ラグビー日本代表が、オールブラックスことニュージーランド代表を横浜市の日産スタジアムに迎えて開催した10月26日のテストマッチは、6万人以上の観衆を集めて「さすがはオールブラックス」と人々を驚かせた。
試合は、新生ジャパンが先制トライを決めるなど、試合序盤こそ観客を沸かせるシーンを何度か演出したが、最終的には64-19で完敗。このところ、明るい話題の少ないラグビー界に元気を注入する結果とはならなかった。
すると10月30日に、元気のないラグビーファンに追い討ちをかけるような発表が、日本ラグビー協会から出されたのだ。
関東や関西などの各リーグの上位大学が大学日本一をかけて争う「全国大学ラグビー選手権」は、ファンにとって年末年始の恒例行事。80年代や90年代のような人気はないものの、それでも年明けの準決勝、決勝は国立競技場を舞台に展開されていた(国立競技場改修時を除く)。
ところが今年度は1月12日の決勝戦を、秩父宮ラグビー場で行うというのだ。スポーツライターが言う。
「これに賛成という意見としては、ラグビー専用競技場である秩父宮の方が見やすい、というもの。しかし多くが抱いたのは、1月2日の準決勝2試合は例年通り国立競技場で開催するのに、決勝戦が最大キャパ6万7000人の国立競技場から、立ち見席を入れてようやく2万2000人程度の秩父宮に『格下げ』されることへの寂しさでした。選手たちのモチベーションや大会の意義を問う声もあり、中には『高校サッカーに国立競技場を取られてしまった』『もうラグビーはダメかもしれない』という悲痛なものまで…」
協会の言い分としては、前後の1月11日と13日に「全国高校サッカー選手権」の準決勝、決勝が行われることによる、芝の管理問題があるというのだ。スポーツライターが続ける。
「確かに芝が荒れやすいラグビー翌日のサッカーは大変ですが、これまでは高校サッカーの決勝前日に大学ラグビー決勝がありました。そんな表向きの言い訳をしなくても…。切実な理由として挙げられるのは、観客動員数でしょう」
昨年、国立競技場で行われた準決勝は1万9745人、決勝の帝京×明治は1万8374人だった。これでは6万人以上入る国立競技場で高い使用料を払うことに、ラグビー協会が二の足を踏む気持ちはわかる。

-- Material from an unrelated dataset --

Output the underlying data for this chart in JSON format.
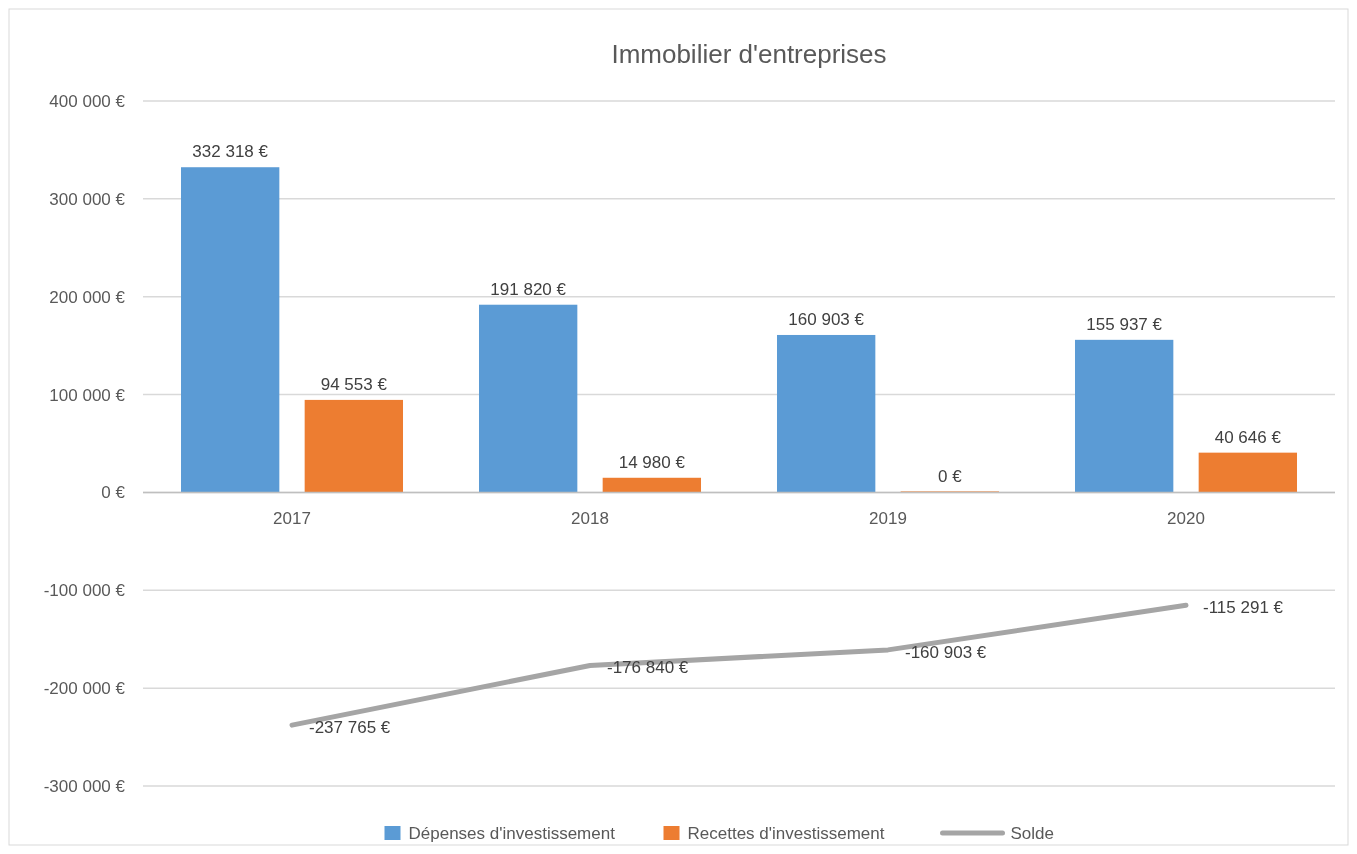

12月に行われた関東大学ラグビー対抗戦の「早明戦」だけは3万人を超える観衆を集めたが、それでも国立のキャパからすれば半分だ。
実は今回、関西でも問題が起こっているという。大阪で行われていた準々決勝までの開催が、費用と芝問題などで苦戦したことで、まさかの和歌山県と三重県の開催になったのだ。これには関西のラグビーファンが「花園(ラグビー場)も使えないのか」と。
関西スポーツメディア関係者の話を聞こう。
「現在、花園ラグビー場の指定管理者はラグビー関係者ではなく、サッカーJFLのFC大阪。そうした事情から、使いたくても使えない事態が発生することがあるようです。昨年は大阪市内で準々決勝を開催しても、観衆は1万人に届きませんでした。とにかく今回の発表でわかったのは、昔のような集客を期待できない大学ラグビーが隅に追いやられている、ということ」
事情を聞けば、会場格下げもやむなしということか。それでもラグビーW杯日本大会直後に行われた、2019年度の大学ラグビー決勝「明治×早稲田」は国立競技場に5万7345人の大観衆を集めて盛り上がった。
今回の発表を受けて、万が一、決勝が早明戦になろうものなら「秩父宮ではとうてい収容しきれない」と懸念する声がある。しかし、背に腹は代えられない日本ラグビー協会としては、そんな都合のいいマッチアップを期待している場合ではないのだろう。